We stood for what seemed several minutes in the dark together, Cleo tucked under my arm. Our courtship, if that’s what it was, seemed destined to be laced with complications.
“We’ll just have to stay in a motel,” he sighed. “I’ll call a locksmith in the morning.”
The sign outside the motel said “No Pets.” Cleo was smuggled through the lobby inside my handbag, without so much as a mew. Next morning, we met the wry, smiling locksmith at the cottage.
Nestled on the lake’s edge, the old house had been in Philip’s family for three generations. With French doors opening onto a stretch of grass running down to a pumice-laden beach, the setting was more spectacular than anything I’d imagined the previous night. The lake sparkled blue as a Sri Lankan sapphire. A sage-green island rose like an afterthought in the distance.
Cleo stretched gleefully in front of a driftwood fire while Philip and I walked along the river track. We paused at a bend where the river widened and spilled over rocks. Ferns bent over the water’s edge to admire their reflections. A group of midges hung expectantly in the air. If Philip wanted to understand who I was, sooner or later he’d have to know about Sam. There was a possibility the information would destroy our burgeoning romance. To take on an older woman is one thing. Add a couple of readymade kids and the scenario becomes more complicated. If Philip was willing to wade in any deeper, he’d need to try to understand the emotional picture of what it might be like to lose a child. Even if we spent the rest of our lives together and had our own children, there would always be part of me that would remain fenced off from him. The part that loved and grieved for Sam.

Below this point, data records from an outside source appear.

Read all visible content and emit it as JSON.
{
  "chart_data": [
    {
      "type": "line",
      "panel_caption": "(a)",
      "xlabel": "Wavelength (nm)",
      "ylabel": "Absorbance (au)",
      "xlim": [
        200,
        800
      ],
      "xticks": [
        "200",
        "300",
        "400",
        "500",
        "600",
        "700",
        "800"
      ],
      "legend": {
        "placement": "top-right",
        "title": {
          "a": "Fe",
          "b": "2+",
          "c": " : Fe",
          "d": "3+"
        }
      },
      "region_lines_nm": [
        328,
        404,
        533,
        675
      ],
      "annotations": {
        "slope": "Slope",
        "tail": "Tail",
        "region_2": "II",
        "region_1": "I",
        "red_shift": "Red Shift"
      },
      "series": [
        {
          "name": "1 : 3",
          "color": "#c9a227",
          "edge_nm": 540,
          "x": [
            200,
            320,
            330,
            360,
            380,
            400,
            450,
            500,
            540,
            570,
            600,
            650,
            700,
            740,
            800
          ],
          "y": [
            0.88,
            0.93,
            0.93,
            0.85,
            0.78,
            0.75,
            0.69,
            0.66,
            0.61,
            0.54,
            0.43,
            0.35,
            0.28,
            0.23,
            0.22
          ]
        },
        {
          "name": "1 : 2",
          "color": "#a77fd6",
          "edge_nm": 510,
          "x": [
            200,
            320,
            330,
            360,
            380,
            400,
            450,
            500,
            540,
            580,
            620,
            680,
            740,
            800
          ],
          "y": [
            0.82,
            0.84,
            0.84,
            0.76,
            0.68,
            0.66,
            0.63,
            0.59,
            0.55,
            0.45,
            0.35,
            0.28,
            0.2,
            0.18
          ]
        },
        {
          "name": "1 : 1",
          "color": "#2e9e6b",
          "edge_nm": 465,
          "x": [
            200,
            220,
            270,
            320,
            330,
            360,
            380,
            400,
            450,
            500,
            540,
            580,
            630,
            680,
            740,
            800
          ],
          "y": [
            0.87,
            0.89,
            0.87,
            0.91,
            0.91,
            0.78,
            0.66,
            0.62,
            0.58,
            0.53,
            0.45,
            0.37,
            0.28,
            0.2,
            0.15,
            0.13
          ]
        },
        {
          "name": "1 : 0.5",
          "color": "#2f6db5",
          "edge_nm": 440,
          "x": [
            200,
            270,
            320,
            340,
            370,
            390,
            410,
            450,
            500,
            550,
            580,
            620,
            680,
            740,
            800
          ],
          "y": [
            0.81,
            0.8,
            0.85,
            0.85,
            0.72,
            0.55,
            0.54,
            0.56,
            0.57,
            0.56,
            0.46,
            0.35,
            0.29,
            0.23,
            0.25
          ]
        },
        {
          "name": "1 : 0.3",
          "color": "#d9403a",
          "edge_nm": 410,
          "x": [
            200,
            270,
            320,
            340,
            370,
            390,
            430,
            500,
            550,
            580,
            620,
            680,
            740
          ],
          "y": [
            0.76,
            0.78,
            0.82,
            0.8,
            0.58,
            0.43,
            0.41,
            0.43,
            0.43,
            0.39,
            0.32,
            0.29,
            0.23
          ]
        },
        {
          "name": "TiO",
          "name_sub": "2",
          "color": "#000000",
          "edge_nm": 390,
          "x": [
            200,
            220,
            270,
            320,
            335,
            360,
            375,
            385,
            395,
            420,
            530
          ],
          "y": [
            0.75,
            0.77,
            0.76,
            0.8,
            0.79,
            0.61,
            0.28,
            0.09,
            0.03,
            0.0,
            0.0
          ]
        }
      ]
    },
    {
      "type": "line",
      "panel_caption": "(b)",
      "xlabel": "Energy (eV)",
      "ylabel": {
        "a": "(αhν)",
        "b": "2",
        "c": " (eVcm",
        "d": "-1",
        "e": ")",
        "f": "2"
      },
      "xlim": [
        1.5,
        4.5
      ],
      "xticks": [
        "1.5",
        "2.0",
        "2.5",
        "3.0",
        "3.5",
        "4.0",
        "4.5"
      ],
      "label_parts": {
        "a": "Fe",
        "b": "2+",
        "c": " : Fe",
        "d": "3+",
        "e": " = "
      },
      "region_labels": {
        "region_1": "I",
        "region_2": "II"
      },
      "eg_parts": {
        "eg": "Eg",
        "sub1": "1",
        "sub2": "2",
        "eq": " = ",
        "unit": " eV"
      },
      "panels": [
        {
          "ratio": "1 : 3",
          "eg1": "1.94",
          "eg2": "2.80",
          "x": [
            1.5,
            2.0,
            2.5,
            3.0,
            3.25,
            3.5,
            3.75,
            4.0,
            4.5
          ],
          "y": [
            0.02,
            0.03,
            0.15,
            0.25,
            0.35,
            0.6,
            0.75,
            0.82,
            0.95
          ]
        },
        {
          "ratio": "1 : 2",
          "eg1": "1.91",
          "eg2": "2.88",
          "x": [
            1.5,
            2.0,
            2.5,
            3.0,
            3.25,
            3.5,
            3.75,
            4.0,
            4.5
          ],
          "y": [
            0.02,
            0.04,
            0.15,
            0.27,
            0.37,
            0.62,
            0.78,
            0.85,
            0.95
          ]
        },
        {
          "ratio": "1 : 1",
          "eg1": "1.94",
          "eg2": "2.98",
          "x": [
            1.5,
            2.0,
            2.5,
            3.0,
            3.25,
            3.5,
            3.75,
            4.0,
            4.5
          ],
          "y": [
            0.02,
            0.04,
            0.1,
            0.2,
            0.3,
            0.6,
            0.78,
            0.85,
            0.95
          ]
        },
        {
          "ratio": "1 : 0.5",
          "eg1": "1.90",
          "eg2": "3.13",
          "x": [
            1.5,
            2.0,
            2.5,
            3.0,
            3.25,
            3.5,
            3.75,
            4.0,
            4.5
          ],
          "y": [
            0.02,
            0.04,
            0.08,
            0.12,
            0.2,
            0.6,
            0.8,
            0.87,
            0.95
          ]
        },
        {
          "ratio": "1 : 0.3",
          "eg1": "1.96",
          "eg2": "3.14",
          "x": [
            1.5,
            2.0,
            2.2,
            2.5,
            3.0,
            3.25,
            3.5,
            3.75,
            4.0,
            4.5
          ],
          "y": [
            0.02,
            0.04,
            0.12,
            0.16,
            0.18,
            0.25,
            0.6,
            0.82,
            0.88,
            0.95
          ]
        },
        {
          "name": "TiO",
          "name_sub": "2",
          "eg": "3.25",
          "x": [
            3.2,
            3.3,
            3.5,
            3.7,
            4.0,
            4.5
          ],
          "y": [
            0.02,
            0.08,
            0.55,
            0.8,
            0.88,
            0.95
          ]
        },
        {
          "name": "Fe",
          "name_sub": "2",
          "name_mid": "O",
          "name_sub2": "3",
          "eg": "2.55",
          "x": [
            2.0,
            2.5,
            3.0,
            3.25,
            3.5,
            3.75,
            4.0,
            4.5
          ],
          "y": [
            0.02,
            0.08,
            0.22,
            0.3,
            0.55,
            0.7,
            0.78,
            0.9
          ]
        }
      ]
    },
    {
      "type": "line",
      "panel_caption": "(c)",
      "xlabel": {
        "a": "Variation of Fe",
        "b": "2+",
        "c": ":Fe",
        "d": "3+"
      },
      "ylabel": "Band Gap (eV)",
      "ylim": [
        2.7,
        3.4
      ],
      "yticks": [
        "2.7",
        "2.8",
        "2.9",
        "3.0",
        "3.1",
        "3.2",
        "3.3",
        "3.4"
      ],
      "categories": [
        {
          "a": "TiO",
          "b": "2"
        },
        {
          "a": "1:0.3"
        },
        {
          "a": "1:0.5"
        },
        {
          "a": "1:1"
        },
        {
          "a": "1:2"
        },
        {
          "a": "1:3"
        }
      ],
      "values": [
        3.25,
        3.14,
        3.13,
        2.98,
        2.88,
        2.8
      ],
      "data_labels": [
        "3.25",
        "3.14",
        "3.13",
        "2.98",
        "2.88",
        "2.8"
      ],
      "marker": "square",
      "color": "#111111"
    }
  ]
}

“There’s something I need to tell you,” I said, concentrating on a powder puff of cloud in the distance. “Rob and Lydia had an older brother…”
Th e edges of the cloud started peeling away as if it was about to dissolve into the sky. A breeze spiked off the mountains. I shivered inside my city rain jacket. If I’d had more outdoor experience I would’ve thought to bring gloves to a place like this in the depths of winter.
“I know about Sam,” he replied quietly.
“How?” I asked, surprised.
“I read the articles you wrote around the time it happened.”
“Really? What was an army boy doing reading that sort of thing?”
“Your stories were very moving,” he said, staring up at the same cloud for what seemed a long time. “Tell me about Sam.” He took my hand and rubbed it warm.
“Are you sure you want to know?”
He kissed my fingers, cocooned them in his and tucked them protectively in the pocket of his Gore-Tex jacket. “Absolutely.”
As we trudged the rest of the river track with my hand nestled in his pocket he listened to Sam’s story, the funny bits, the sad. I told him how losing a child was like having an arm or leg lopped off, except probably worse. Th at I wasn’t sure how profoundly the experience had affected me, that in fact it still did. No matter how logical I tried to be, how squarely I faced the facts Sam no longer existed, I often continued to set an extra place at the table, and would probably do so for the rest of my life. No doubt there were mothers all over the world officially “recovered” from their grief who did the same thing.
I would have forgiven him if he’d said one of the old clichés like “I can’t imagine what it must’ve been like” or one of the newer ones like “you must be so strong.” But he simply listened. For that I was grateful.
Cleo was waiting in the glow of the fire when we returned.
“And this cat, she’s part of it all,” Philip said, scooping her into his arms. “She’s your connection to Sam, isn’t she?”
Purring loudly, Cleo stretched a lazy paw and patted his neck. She yawned and snuggled into his chest. There was nowhere else she, or I, wanted to be.
Later in the day we went fishing in a dinghy, against a backdrop of mountains tinged candy-floss pink in the sunset. A plump rainbow trout provided dinner for all three of us. We drank red wine and laughed. From a “ticks in boxes” perspective we had little in common, yet we shared something Philip had recognized from the start. We were both strong individuals, unwilling or unable to belong to an in-crowd. In my case, even the out-crowd wouldn’t have me. It seemed incredible that Philip hadn’t turned away from Sam’s story or the scar of my grief. He’d intuited Cleo’s part in it, too.
I began to realize I was falling in love.
Carrying out a secret affair in a newsroom is like working in a chocolate factory and trying to stay skinny.
“There’s someone called Dustin on the phone for you,” said Nicole, cool and quizzical.